Background/Question/Methods   The global emergence of infectious diseases in humans, livestock, wildlife, and plants has generated interest in understanding the factors that drive host-pathogen interactions. Disease emergence may be driven by multiple factors, including differences in species susceptibility and whether pathogens are novel or endemic. By developing a mechanistic understanding of how these factors drive disease dynamics, we can predict outbreaks and potentially manage or reduce the negative consequences associated with disease. Emerging infectious diseases have been implicated as a contributing factor to amphibian population declines across the globe. In particular, ranaviruses, viruses that infect amphibians, reptiles and fish, have been linked to amphibian die-off events worldwide with the greatest number of reported mortality events occurring in the United States. A hypothesized factor in the emergence of ranaviruses is novel strain introduction by humans (i.e., pathogen pollution). While pathogen pollution has been identified as a significant concern, studies are needed that compare the relative susceptibility of amphibian species to novel versus endemic strains. To date, only a few species have been tested for their susceptibility to ranaviruses under controlled laboratory conditions. Our goal was to compare susceptibilities of 9 anuran species from 5 families for two Ranavirus isolates: endemic frog virus 3 (FV3) and a novel isolate from an American bullfrog culture facility. Tadpoles of each anuran species were exposed to one randomly assigned isolate for 3 days and survival monitored for 21 days under laboratory conditions.

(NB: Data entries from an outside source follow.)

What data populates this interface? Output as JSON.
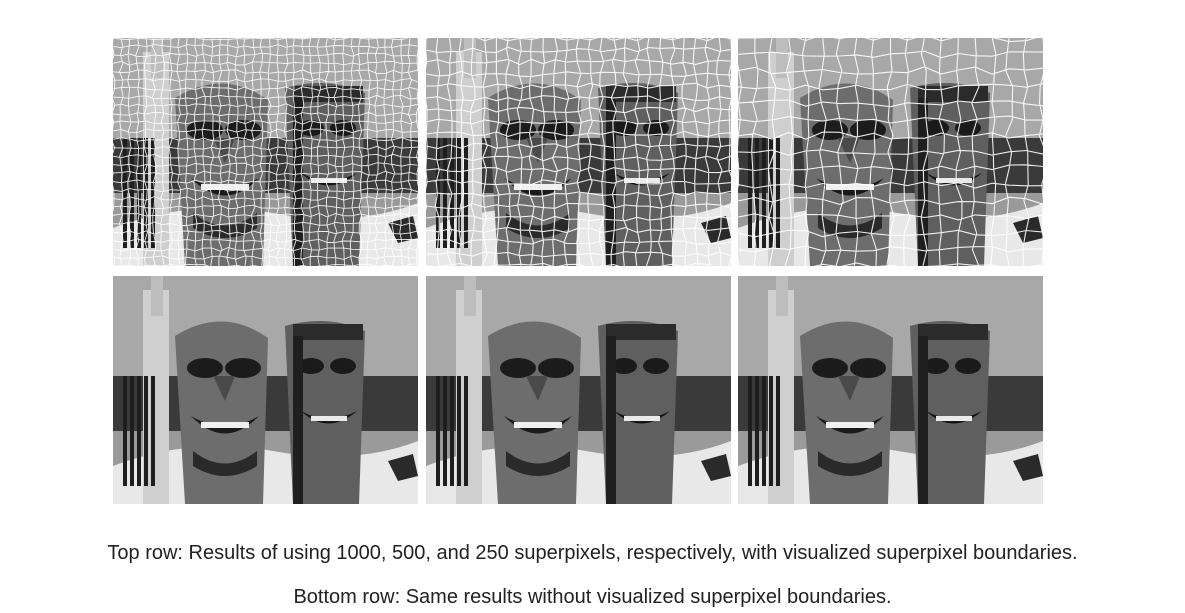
{
  "figure": {
    "rows": [
      {
        "row": "top",
        "panels": [
          {
            "superpixels": 1000,
            "boundaries_visible": true
          },
          {
            "superpixels": 500,
            "boundaries_visible": true
          },
          {
            "superpixels": 250,
            "boundaries_visible": true
          }
        ]
      },
      {
        "row": "bottom",
        "panels": [
          {
            "superpixels": 1000,
            "boundaries_visible": false
          },
          {
            "superpixels": 500,
            "boundaries_visible": false
          },
          {
            "superpixels": 250,
            "boundaries_visible": false
          }
        ]
      }
    ],
    "colors": {
      "background": "#ffffff",
      "caption_text": "#222222",
      "boundary_line": "#ffffff"
    }
  },
  "caption": {
    "line1": "Top row: Results of using 1000, 500, and 250 superpixels, respectively, with visualized superpixel boundaries.",
    "line2": "Bottom row: Same results without visualized superpixel boundaries."
  }
}
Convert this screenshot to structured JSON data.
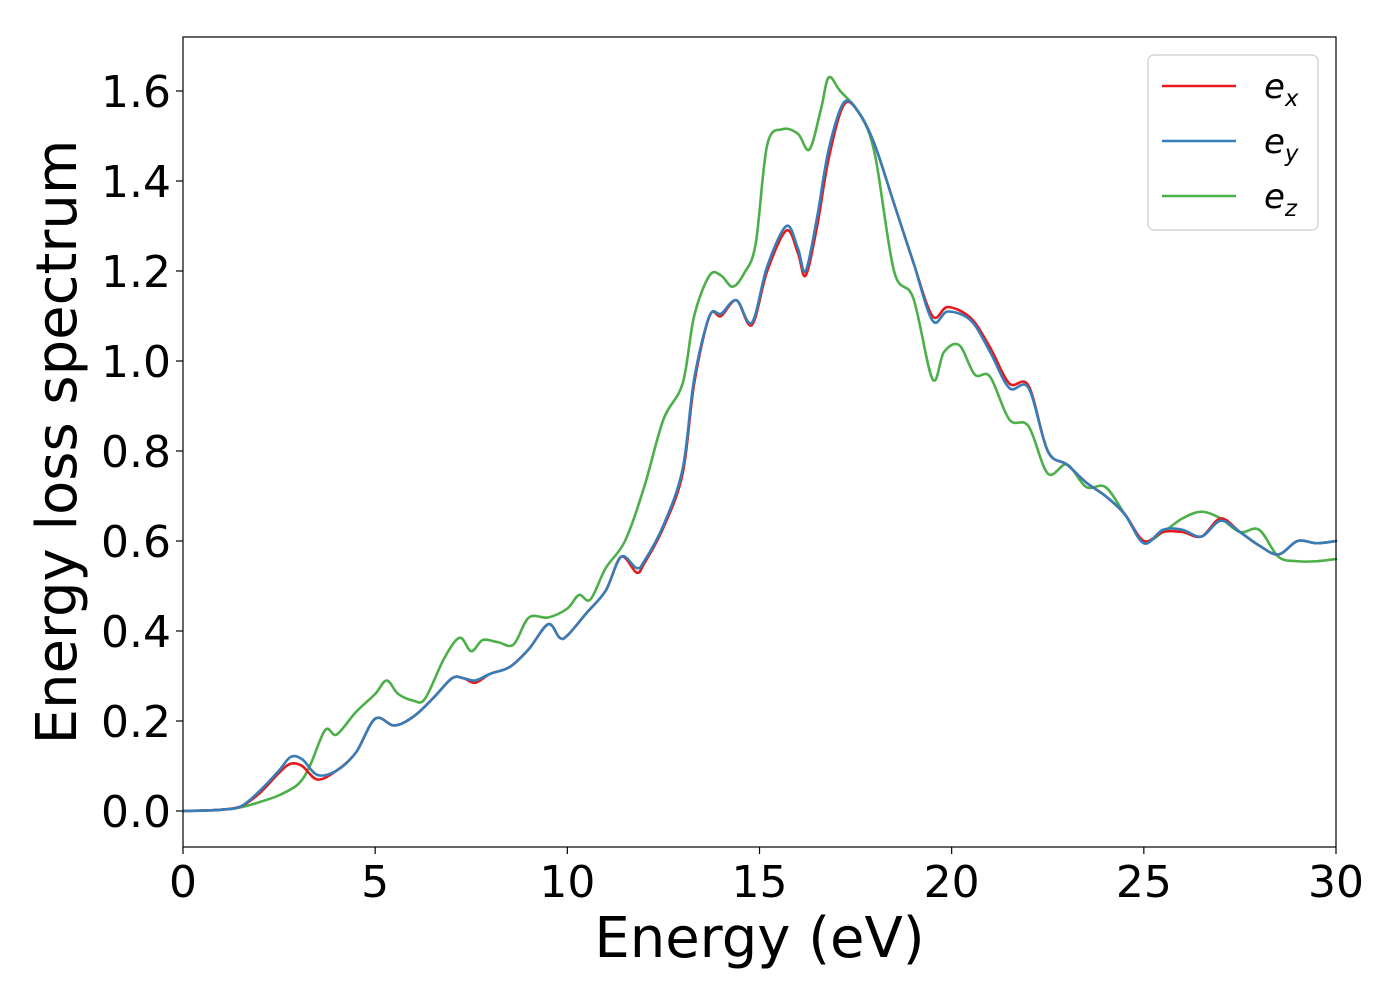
{
  "chart_data": {
    "type": "line",
    "title": "",
    "xlabel": "Energy (eV)",
    "ylabel": "Energy loss spectrum",
    "xlim": [
      0,
      30
    ],
    "ylim": [
      -0.08,
      1.72
    ],
    "xticks": [
      0,
      5,
      10,
      15,
      20,
      25,
      30
    ],
    "yticks": [
      0.0,
      0.2,
      0.4,
      0.6,
      0.8,
      1.0,
      1.2,
      1.4,
      1.6
    ],
    "grid": false,
    "legend_position": "top-right",
    "series": [
      {
        "name": "e",
        "subscript": "x",
        "color": "#e41a1c",
        "points": [
          [
            0,
            0
          ],
          [
            0.5,
            0.001
          ],
          [
            1,
            0.003
          ],
          [
            1.5,
            0.01
          ],
          [
            2,
            0.04
          ],
          [
            2.5,
            0.085
          ],
          [
            2.8,
            0.105
          ],
          [
            3.1,
            0.1
          ],
          [
            3.5,
            0.07
          ],
          [
            4,
            0.09
          ],
          [
            4.5,
            0.13
          ],
          [
            5,
            0.205
          ],
          [
            5.5,
            0.19
          ],
          [
            6,
            0.21
          ],
          [
            6.5,
            0.25
          ],
          [
            7,
            0.295
          ],
          [
            7.3,
            0.295
          ],
          [
            7.6,
            0.285
          ],
          [
            8,
            0.305
          ],
          [
            8.5,
            0.32
          ],
          [
            9,
            0.36
          ],
          [
            9.5,
            0.415
          ],
          [
            9.8,
            0.385
          ],
          [
            10,
            0.39
          ],
          [
            10.5,
            0.44
          ],
          [
            11,
            0.49
          ],
          [
            11.4,
            0.565
          ],
          [
            11.8,
            0.53
          ],
          [
            12,
            0.55
          ],
          [
            12.5,
            0.63
          ],
          [
            13,
            0.75
          ],
          [
            13.3,
            0.95
          ],
          [
            13.7,
            1.1
          ],
          [
            14,
            1.1
          ],
          [
            14.4,
            1.135
          ],
          [
            14.8,
            1.08
          ],
          [
            15.2,
            1.2
          ],
          [
            15.7,
            1.29
          ],
          [
            16,
            1.24
          ],
          [
            16.2,
            1.19
          ],
          [
            16.5,
            1.3
          ],
          [
            16.8,
            1.45
          ],
          [
            17.2,
            1.57
          ],
          [
            17.6,
            1.55
          ],
          [
            18,
            1.48
          ],
          [
            18.5,
            1.35
          ],
          [
            19,
            1.22
          ],
          [
            19.5,
            1.1
          ],
          [
            19.9,
            1.12
          ],
          [
            20.5,
            1.095
          ],
          [
            21,
            1.03
          ],
          [
            21.5,
            0.95
          ],
          [
            22,
            0.945
          ],
          [
            22.5,
            0.8
          ],
          [
            23,
            0.77
          ],
          [
            23.5,
            0.73
          ],
          [
            24,
            0.7
          ],
          [
            24.5,
            0.66
          ],
          [
            25,
            0.6
          ],
          [
            25.5,
            0.62
          ],
          [
            26,
            0.62
          ],
          [
            26.5,
            0.61
          ],
          [
            27,
            0.65
          ],
          [
            27.5,
            0.62
          ],
          [
            28,
            0.59
          ],
          [
            28.5,
            0.57
          ],
          [
            29,
            0.6
          ],
          [
            29.5,
            0.595
          ],
          [
            30,
            0.6
          ]
        ]
      },
      {
        "name": "e",
        "subscript": "y",
        "color": "#377eb8",
        "points": [
          [
            0,
            0
          ],
          [
            0.5,
            0.001
          ],
          [
            1,
            0.003
          ],
          [
            1.5,
            0.01
          ],
          [
            2,
            0.045
          ],
          [
            2.5,
            0.09
          ],
          [
            2.8,
            0.12
          ],
          [
            3.1,
            0.115
          ],
          [
            3.5,
            0.08
          ],
          [
            4,
            0.09
          ],
          [
            4.5,
            0.13
          ],
          [
            5,
            0.205
          ],
          [
            5.5,
            0.19
          ],
          [
            6,
            0.21
          ],
          [
            6.5,
            0.25
          ],
          [
            7,
            0.295
          ],
          [
            7.3,
            0.295
          ],
          [
            7.6,
            0.29
          ],
          [
            8,
            0.305
          ],
          [
            8.5,
            0.32
          ],
          [
            9,
            0.36
          ],
          [
            9.5,
            0.415
          ],
          [
            9.8,
            0.385
          ],
          [
            10,
            0.39
          ],
          [
            10.5,
            0.44
          ],
          [
            11,
            0.49
          ],
          [
            11.4,
            0.565
          ],
          [
            11.8,
            0.54
          ],
          [
            12,
            0.555
          ],
          [
            12.5,
            0.635
          ],
          [
            13,
            0.76
          ],
          [
            13.3,
            0.96
          ],
          [
            13.7,
            1.1
          ],
          [
            14,
            1.105
          ],
          [
            14.4,
            1.135
          ],
          [
            14.8,
            1.085
          ],
          [
            15.2,
            1.21
          ],
          [
            15.7,
            1.3
          ],
          [
            16,
            1.25
          ],
          [
            16.2,
            1.2
          ],
          [
            16.5,
            1.32
          ],
          [
            16.8,
            1.47
          ],
          [
            17.2,
            1.575
          ],
          [
            17.6,
            1.55
          ],
          [
            18,
            1.48
          ],
          [
            18.5,
            1.35
          ],
          [
            19,
            1.22
          ],
          [
            19.5,
            1.09
          ],
          [
            19.9,
            1.11
          ],
          [
            20.5,
            1.09
          ],
          [
            21,
            1.02
          ],
          [
            21.5,
            0.94
          ],
          [
            22,
            0.94
          ],
          [
            22.5,
            0.8
          ],
          [
            23,
            0.77
          ],
          [
            23.5,
            0.73
          ],
          [
            24,
            0.7
          ],
          [
            24.5,
            0.66
          ],
          [
            25,
            0.595
          ],
          [
            25.5,
            0.625
          ],
          [
            26,
            0.625
          ],
          [
            26.5,
            0.61
          ],
          [
            27,
            0.645
          ],
          [
            27.5,
            0.62
          ],
          [
            28,
            0.59
          ],
          [
            28.5,
            0.57
          ],
          [
            29,
            0.6
          ],
          [
            29.5,
            0.595
          ],
          [
            30,
            0.6
          ]
        ]
      },
      {
        "name": "e",
        "subscript": "z",
        "color": "#4daf4a",
        "points": [
          [
            0,
            0
          ],
          [
            0.5,
            0.001
          ],
          [
            1,
            0.003
          ],
          [
            1.5,
            0.008
          ],
          [
            2,
            0.02
          ],
          [
            2.5,
            0.035
          ],
          [
            3,
            0.06
          ],
          [
            3.3,
            0.1
          ],
          [
            3.7,
            0.18
          ],
          [
            4,
            0.17
          ],
          [
            4.5,
            0.22
          ],
          [
            5,
            0.26
          ],
          [
            5.3,
            0.29
          ],
          [
            5.6,
            0.26
          ],
          [
            6,
            0.245
          ],
          [
            6.3,
            0.25
          ],
          [
            6.8,
            0.34
          ],
          [
            7.2,
            0.385
          ],
          [
            7.5,
            0.355
          ],
          [
            7.8,
            0.38
          ],
          [
            8.2,
            0.375
          ],
          [
            8.6,
            0.37
          ],
          [
            9,
            0.43
          ],
          [
            9.5,
            0.43
          ],
          [
            10,
            0.45
          ],
          [
            10.3,
            0.48
          ],
          [
            10.6,
            0.47
          ],
          [
            11,
            0.54
          ],
          [
            11.5,
            0.6
          ],
          [
            12,
            0.72
          ],
          [
            12.5,
            0.87
          ],
          [
            13,
            0.95
          ],
          [
            13.3,
            1.1
          ],
          [
            13.7,
            1.19
          ],
          [
            14,
            1.19
          ],
          [
            14.3,
            1.165
          ],
          [
            14.6,
            1.195
          ],
          [
            14.9,
            1.26
          ],
          [
            15.2,
            1.48
          ],
          [
            15.6,
            1.515
          ],
          [
            16,
            1.505
          ],
          [
            16.3,
            1.47
          ],
          [
            16.6,
            1.56
          ],
          [
            16.8,
            1.63
          ],
          [
            17.1,
            1.6
          ],
          [
            17.6,
            1.55
          ],
          [
            18,
            1.46
          ],
          [
            18.5,
            1.2
          ],
          [
            19,
            1.14
          ],
          [
            19.5,
            0.96
          ],
          [
            19.8,
            1.02
          ],
          [
            20.2,
            1.035
          ],
          [
            20.6,
            0.97
          ],
          [
            21,
            0.965
          ],
          [
            21.5,
            0.87
          ],
          [
            22,
            0.855
          ],
          [
            22.5,
            0.75
          ],
          [
            23,
            0.77
          ],
          [
            23.5,
            0.72
          ],
          [
            24,
            0.72
          ],
          [
            24.5,
            0.66
          ],
          [
            25,
            0.6
          ],
          [
            25.5,
            0.62
          ],
          [
            26,
            0.65
          ],
          [
            26.5,
            0.665
          ],
          [
            27,
            0.65
          ],
          [
            27.5,
            0.62
          ],
          [
            28,
            0.625
          ],
          [
            28.5,
            0.565
          ],
          [
            29,
            0.555
          ],
          [
            29.5,
            0.555
          ],
          [
            30,
            0.56
          ]
        ]
      }
    ]
  }
}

Results/Conclusions   We found that wood frogs, southern leopard frogs, and Cope's gray tree frogs were the most susceptible species, with mortality rates ranging from 60 – 100%. In contrast, American toads, eastern spadefoots, and eastern narrow-mouthed toads experienced <30% mortality. All 9 species experienced mortality following virus exposure and tested positive for ranavirus infection suggesting a broad host range for the pathogen. Importantly, we found that the novel Ranavirus isolate was on average 2.3X more lethal to tadpoles compared to FV3. Our results reveal a significant conservation concern for native amphibians if infected tadpoles from ranaculture facilities are intentionally or accidentally released, or if contaminated water from captive facilities is not properly treated prior to environmental discharge. Given that Ranavirus isolates from captive facilities can be highly pathogenic to native amphibians, we recommend implementation of the World Organization for Animal Health guidelines in the United States, which require “ranavirus-negative” certification prior to the commercial shipment of amphibians.